Внешний мир забыл о герцогине Илладэн. Вычеркнул из числа живых. Как когда-то – никому еще не известного рыбака Михаила...
А вот сны здесь – непривычно ярки. Наверное, из-за столь же непривычного заключения!
...Яркий летний луг. Танцуют по глади широкой реки лучи полуденного солнца.
Отец быстрыми саженками плывет на тот берег. Такое бывает часто – десятки раз подряд, на спор.
Мама полушутливо, полувстревоженно кричит ему, чтобы немедленно – сей же миг! – возвращался. Папа в ответ смеется – весело, солнечно и заразительно. Никто больше так не умеет, даже Алексис...
Мама хмурится, грозит маленьким кулачком. Его не боится даже Диего.
Когда отец окажется на берегу – с нее вмиг слетит весь гнев. Останется лишь радость. Мама вообще никогда не умела долго сердиться. Ни на кого.
Блики солнца играют на водяном шелке. Теплый летний ветер гонит невесомую рябь, папа хохочет...
Диего что-то строит на песке. Предусмотрительно выбравшись за линию шаловливых волн.
Элгэ и Алекса, накупавшись, бродят по мелководью. Средь золотых кувшинок.
Младшая сестра во всех детских состязаниях приплывает первой. Но втайне мечтает научиться лежать на воде не шевелясь. И при этом не идти ко дну.
У Александры получается всегда. А вот у Элгэ тонут ноги. Тонут – и всё...
Сияющие лучики невесомо пляшут на воде. На золотых кувшинках, на белых водяных лилиях...
Речные цветы можно замечательно воткнуть в локоны. И пусть с них стекает вода. Всё равно и Элгэ, и Алекса – уже до корней волос мокрые.
Еще можно поймать Диего. И натыкать лилий в его длинную спутанную гриву – вот будет смешно...

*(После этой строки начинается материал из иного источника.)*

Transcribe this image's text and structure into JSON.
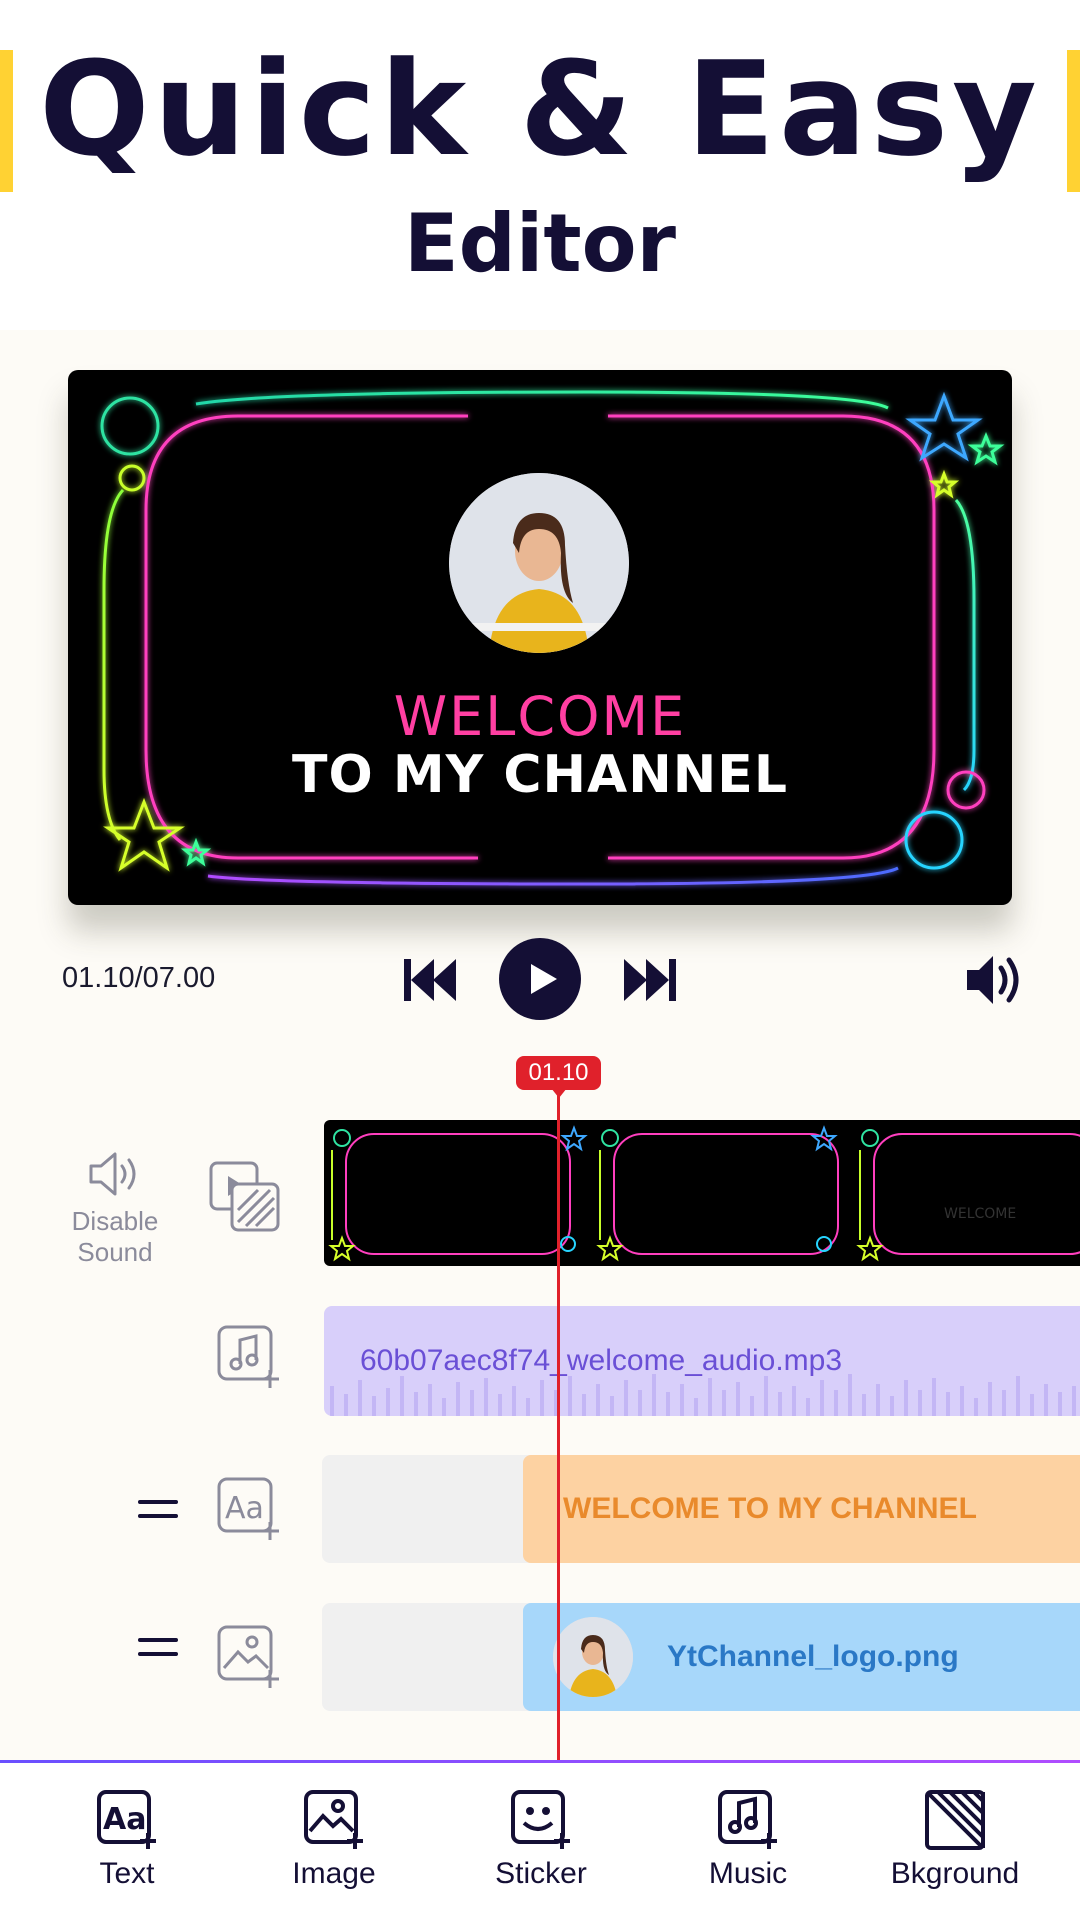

Или нагнуться и собирать раковины. В море есть настоящие – с драгоценным жемчугом. Если поднести к уху – в них шумят волны.
Но зато там нет кувшинок. Они не растут в соленой воде.
Лето, солнце, река...
И еще целых полгода до лютенской зимы, из которой не вернутся родители...
Когда это приснилось впервые – Элгэ не хотелось просыпаться. Если б могла – остановила бы время.
В Вальданэ тоже росли лилии. Только не было моря. Всё сразу получить нельзя. Либо шум волн, либо цветы. Свобода – или живые родители. И выбираешь – не ты.
Сны повторяются – каждую ночь, три недели подряд. А утром просыпаешься в слезах. И радуешься, что никто тебя не видит. Горькой, как сами слёзы, радостью.
Потому что больше не будет кувшинок. Они не растут зимой. А тем более – там, где столько горько-соленых слёз.
И моря – тоже нет. В конце не остается ничего.
Есть только ты. И никто не увидит тебя плачущей. В одиночном заключении – свои плюсы.
Всё сильнее сгущается мрак. Разгоняет его лишь одно – Алекса жива. По словам благородных тюремщиков. Это – единственное, что удалось у них узнать.
Сестра жива – и тоже в одном из михаилитских монастырей. Под покровительством последнего не ставшего скотиной эвитанца – кардинала.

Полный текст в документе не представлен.